On Tue, Nov 29, 2011 at 3:40 PM, Mayo Adams <mayoad...@gmail.com> wrote:

>  I cant immediately see how anything in a script is
> anything other than a representation of some kind, hence the
> distinction between representamen and object does no work for me.
>

That's exactly it - when you have something like this in a file named, say
data.txt:

("This", 'is', 'a', 'silly', 'tuple')

Then that's all it is - just text data. I happens to *look* like a tuple,
but it's not. If you rename that file to data.py... well, it's still text
data. If you add an assignment operation to the line:

data = ("This", 'is', 'a', 'silly', 'tuple')

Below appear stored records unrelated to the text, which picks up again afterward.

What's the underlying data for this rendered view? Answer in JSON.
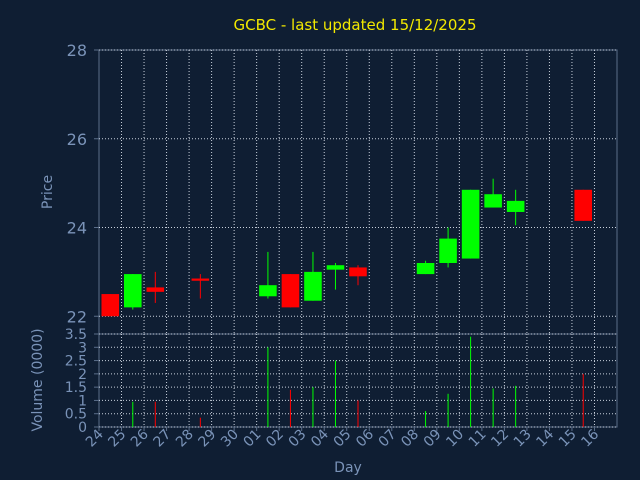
{
  "chart_data": {
    "type": "candlestick",
    "title": "GCBC - last updated 15/12/2025",
    "price_ylabel": "Price",
    "volume_ylabel": "Volume (0000)",
    "xlabel": "Day",
    "price_ylim": [
      21.6,
      28
    ],
    "price_yticks": [
      "28",
      "26",
      "24",
      "22"
    ],
    "volume_ylim": [
      0,
      3.5
    ],
    "volume_yticks": [
      "3.5",
      "3",
      "2.5",
      "2",
      "1.5",
      "1",
      "0.5",
      "0"
    ],
    "grid": true,
    "day_labels": [
      "24",
      "25",
      "26",
      "27",
      "28",
      "29",
      "30",
      "01",
      "02",
      "03",
      "04",
      "05",
      "06",
      "07",
      "08",
      "09",
      "10",
      "11",
      "12",
      "13",
      "14",
      "15",
      "16"
    ],
    "colors": {
      "up": "#00ff00",
      "down": "#ff0000",
      "background": "#0f1e33",
      "title": "#f2e800",
      "grid": "#c8d0dc",
      "axis_text": "#7a93b8"
    },
    "candles": [
      {
        "day": "24",
        "open": 22.5,
        "high": 22.5,
        "low": 22.0,
        "close": 22.0,
        "volume": 0
      },
      {
        "day": "25",
        "open": 22.2,
        "high": 22.95,
        "low": 22.15,
        "close": 22.95,
        "volume": 0.95
      },
      {
        "day": "26",
        "open": 22.65,
        "high": 23.0,
        "low": 22.3,
        "close": 22.55,
        "volume": 0.95
      },
      {
        "day": "28",
        "open": 22.85,
        "high": 22.95,
        "low": 22.4,
        "close": 22.8,
        "volume": 0.35
      },
      {
        "day": "01",
        "open": 22.45,
        "high": 23.45,
        "low": 22.4,
        "close": 22.7,
        "volume": 3.0
      },
      {
        "day": "02",
        "open": 22.95,
        "high": 22.95,
        "low": 22.2,
        "close": 22.2,
        "volume": 1.4
      },
      {
        "day": "03",
        "open": 22.35,
        "high": 23.45,
        "low": 22.35,
        "close": 23.0,
        "volume": 1.5
      },
      {
        "day": "04",
        "open": 23.05,
        "high": 23.2,
        "low": 22.6,
        "close": 23.15,
        "volume": 2.5
      },
      {
        "day": "05",
        "open": 23.1,
        "high": 23.15,
        "low": 22.7,
        "close": 22.9,
        "volume": 1.0
      },
      {
        "day": "08",
        "open": 22.95,
        "high": 23.25,
        "low": 22.95,
        "close": 23.2,
        "volume": 0.6
      },
      {
        "day": "09",
        "open": 23.2,
        "high": 24.0,
        "low": 23.1,
        "close": 23.75,
        "volume": 1.25
      },
      {
        "day": "10",
        "open": 23.3,
        "high": 24.85,
        "low": 23.3,
        "close": 24.85,
        "volume": 3.4
      },
      {
        "day": "11",
        "open": 24.45,
        "high": 25.1,
        "low": 24.45,
        "close": 24.75,
        "volume": 1.45
      },
      {
        "day": "12",
        "open": 24.35,
        "high": 24.85,
        "low": 24.05,
        "close": 24.6,
        "volume": 1.55
      },
      {
        "day": "15",
        "open": 24.85,
        "high": 24.85,
        "low": 24.15,
        "close": 24.15,
        "volume": 2.0
      }
    ]
  }
}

Then you could actually import it with `from data import data`. Once the
data is actually evaluated, then it's "live" - it really is a tuple, and it
can be used in tuple-ish ways.

I think the main reason to make a distinction like that is that if you
encounter a .py file with data like this:

> "__import__('os').system('echo i got you now rm-rf')"

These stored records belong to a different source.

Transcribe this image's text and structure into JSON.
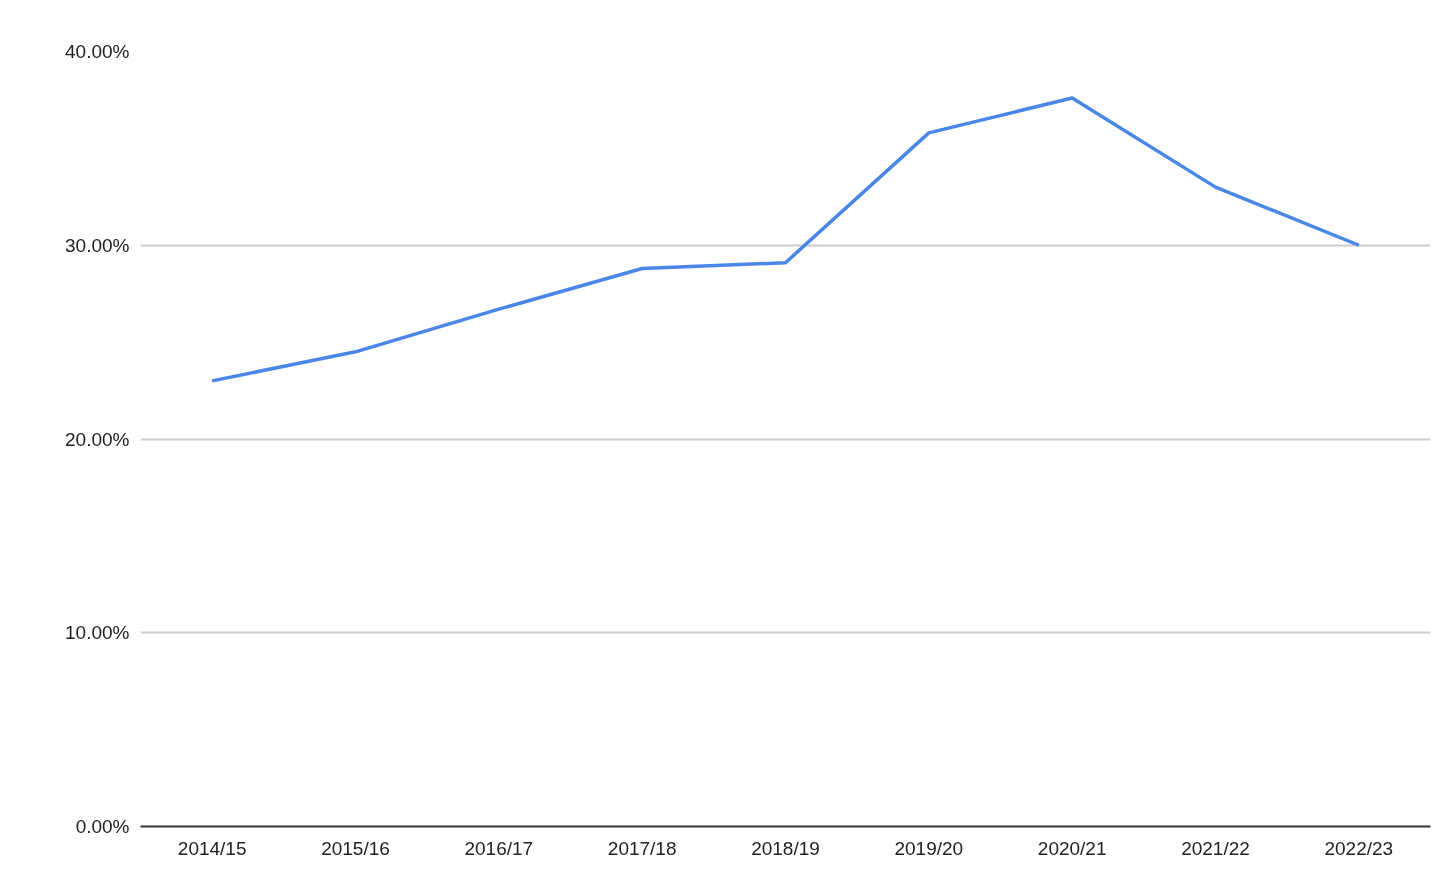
{
  "chart_data": {
    "type": "line",
    "categories": [
      "2014/15",
      "2015/16",
      "2016/17",
      "2017/18",
      "2018/19",
      "2019/20",
      "2020/21",
      "2021/22",
      "2022/23"
    ],
    "series": [
      {
        "color": "#4a86e8",
        "values": [
          23.0,
          24.5,
          26.7,
          28.8,
          29.1,
          35.8,
          37.6,
          33.0,
          30.0
        ]
      }
    ],
    "ylim": [
      0,
      40
    ],
    "yticks": [
      {
        "value": 0,
        "label": "0.00%"
      },
      {
        "value": 10,
        "label": "10.00%"
      },
      {
        "value": 20,
        "label": "20.00%"
      },
      {
        "value": 30,
        "label": "30.00%"
      },
      {
        "value": 40,
        "label": "40.00%"
      }
    ],
    "grid": "y",
    "line_style": "solid",
    "marker": "none"
  }
}
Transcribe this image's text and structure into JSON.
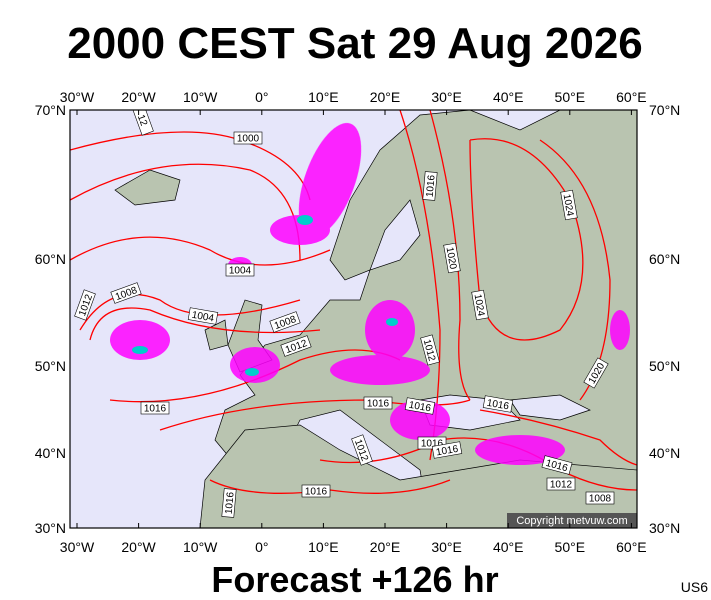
{
  "title": "2000 CEST Sat 29 Aug 2026",
  "lon_labels": [
    "30°W",
    "20°W",
    "10°W",
    "0°",
    "10°E",
    "20°E",
    "30°E",
    "40°E",
    "50°E",
    "60°E"
  ],
  "lat_labels": [
    "70°N",
    "60°N",
    "50°N",
    "40°N",
    "30°N"
  ],
  "isobar_labels": [
    "12",
    "1000",
    "1004",
    "1008",
    "1012",
    "1004",
    "1008",
    "1012",
    "1016",
    "1016",
    "1016",
    "1012",
    "1016",
    "1020",
    "1024",
    "1024",
    "1020",
    "1016",
    "1016",
    "1016",
    "1012",
    "1016",
    "1012",
    "1008",
    "1016",
    "1016"
  ],
  "copyright": "Copyright metvuw.com",
  "footer": "Forecast +126 hr",
  "code": "US6"
}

You know it's probably going to do some bad things to your system if you
run it. If you open that in a text editor, on the other hand, it's unlikely
to do anything painful.

I think there's also some use in making the distinction between data and
code. Python provides you with /ridiculously/ easy ways to read in data. So
if you have a bunch of strings that you want in a tuple you should do
something like:

data = tuple(f.open('data.txt').readlines())

Which has the added advantage of *just* reading in strings. If you want to
convert that data into other types (integer, float, etc.) then you can
easily do it explicitly, and explicit is better than implicit.

In reality of course, all the data is just 1's and 0's floating out there,
but I think it's helpful to develop these abstractions.